Sounds like the effect is akin to if the opening titles in For Your Eyes Only had used Margaret Thatcher instead of Sheena Easton.

Plus the fact that he looks severely depressed, or in a lot of pain…it’s just creepy. The stalker thing sprang to mind until I got a good look and realized who it was. Just an all around bad commercial.

I just want to know – what’s with the pencil moustache?

You know, I read this thread before ever seeing the commercial. When I finally saw it it took me a minute to realize it was the one being discussed here. I’ve seen it a couple more times and. . . well . . . I kind of like it. I’m not a Dylan fan by any stretch of the imagination but I like the commercial. It’s got some really good Devil/Angel imagery and almost tells a story, which appeals to me. Yeah, he’s not sexy, but he’s supposed to be the devil, longing for this perfect angel (in VS undies and bra, natch) but cannot attain her. At least that’s what I got out of it.
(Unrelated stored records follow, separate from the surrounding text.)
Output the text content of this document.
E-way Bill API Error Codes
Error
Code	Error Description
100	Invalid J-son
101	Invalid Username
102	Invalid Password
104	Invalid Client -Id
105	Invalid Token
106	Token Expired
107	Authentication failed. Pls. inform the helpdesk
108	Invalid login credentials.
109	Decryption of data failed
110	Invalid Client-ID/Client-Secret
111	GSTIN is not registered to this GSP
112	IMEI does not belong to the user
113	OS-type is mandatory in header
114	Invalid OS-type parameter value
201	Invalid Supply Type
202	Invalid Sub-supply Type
In the article I read explaining the ad, there was a really funny sentence about how it wasn’t a “hard sell” to get Dylan to appear.

I bet it wasn’t! :smiley:

*If I only had a pencil thin mustache
Then I could do some cruisin’ too
*

I had only seen the print version until this thread linked to VS’s site.

The picture they have up on the web is Creepy.
The ad is just okay.

For reference:
http://www.cnn.com/2004/SHOWBIZ/Music/04/06/dylan.lingerie.ap/index.html

Mein Gott! It’s Ming the Merciless!

HAHA!!

If it were Keith honestly that would be better. I still haven’t seen it - saw the CNN story about it. I think it’s true, Bob lost his marbles back in the motorcycle wreck and has never been the same. If I saw him in my bedroom I’d call 911.

Since the model has angel wings, I assumed he was supposed to be the Devil. Nothing else can explain those eyebrows!